DeSantis recently threatened “financial consequences” for district-level officials who implement mask mandates despite his order banning them. Florida has become a national hot spot for coronavirus cases. The federal government has sent hundreds of ventilators to help Florida respond to the crisis, NBC News reported, citing officials at the Department of Health and Human Services.
White House press secretary Jen Psaki described Biden’s meeting as a “way of lifting up private-sector companies who are taking steps — through carrots and sticks, through incentives, and through mandates in some cases.”
The session included leaders of United Airlines, Kaiser Permanente, Howard University and DESA, a professional services firm based in Columbia, S.C. Administration officials said they hoped to spur other companies to follow their lead in prodding employees to get vaccinated.
“I wouldn’t say it was meant to be a decision meeting, as much as a discussion about best practices,” Psaki said. “And hopefully they can be a model for others.”
Asked if Biden believes all companies should impose vaccine mandates on their workers, Psaki demurred.
“The president’s position is that every company should take a look at how to protect their workforces, and there are going to be different carrots and sticks that can be used by different private sector entities,” she said.
Also in D.C., Democratic Mayor Muriel Bowser, announced Tuesday that all city employees and contractors will be required to be vaccinated or undergo weekly testing for the coronavirus, with vaccination required for new employees.
And the nation’s top infectious-disease expert, Anthony Fauci, threw his weight behind vaccine mandates for teachers.
“We are in a critical situation now,” Fauci said on MSNBC’s “Morning Joe” on Tuesday when asked if teachers should be required to get vaccinated against the coronavirus. Acknowledging the polarization, Fauci replied, “I’m going to upset some people on this, but I think we should.”
Some schools are already following his advice. The San Francisco Unified School District announced Tuesday it would require vaccinations for all its approximately 10,000 staff, starting Sept. 7. Employees who are unvaccinated will be required to get tested weekly for the virus.

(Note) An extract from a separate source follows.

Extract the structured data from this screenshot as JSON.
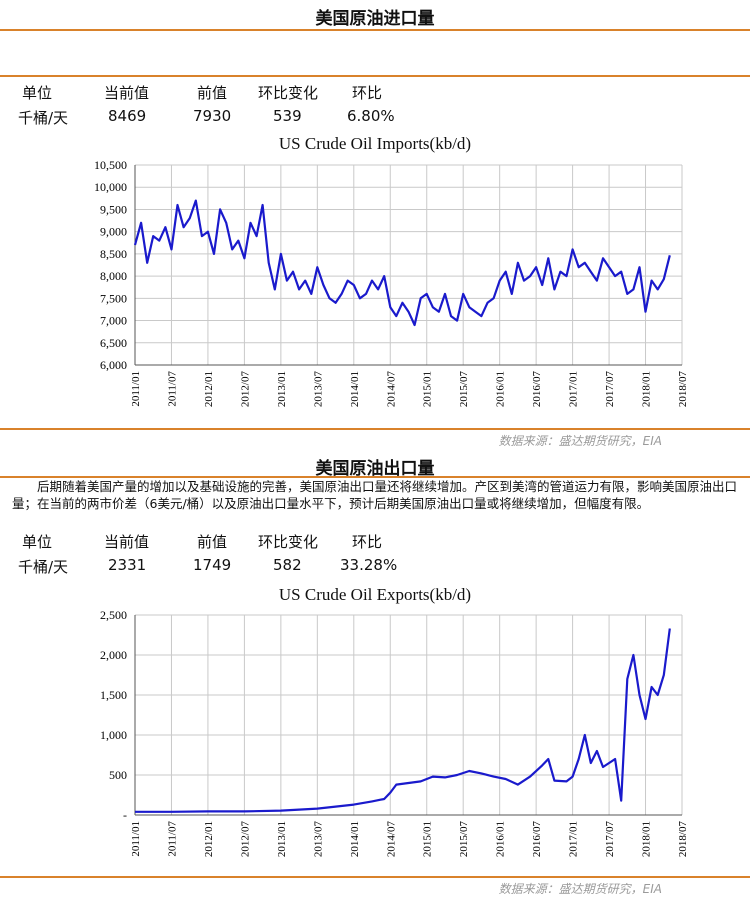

“Given that we are in the midst of rising cases and new variants in our community, a vaccine requirement is a necessary step to keeping our students, staff and families safe,” Superintendent Vincent Matthews said in a statement.
But about half of parents nationally are holding off on coronavirus vaccinations for their children, taking a wait-and-see attitude or, for many, opposing the shots outright, according to a Kaiser Family Foundation poll released Wednesday.
There was also significant opposition to schools mandating the vaccines for children ages 12 to 17 — a group now eligible for the shots under emergency Food and Drug Administration authorization. Nearly 6 in 10 parents oppose a vaccine mandate to attend in-person classes, the poll found.
The Washington Post’s Kareem Fahim contributed to this report.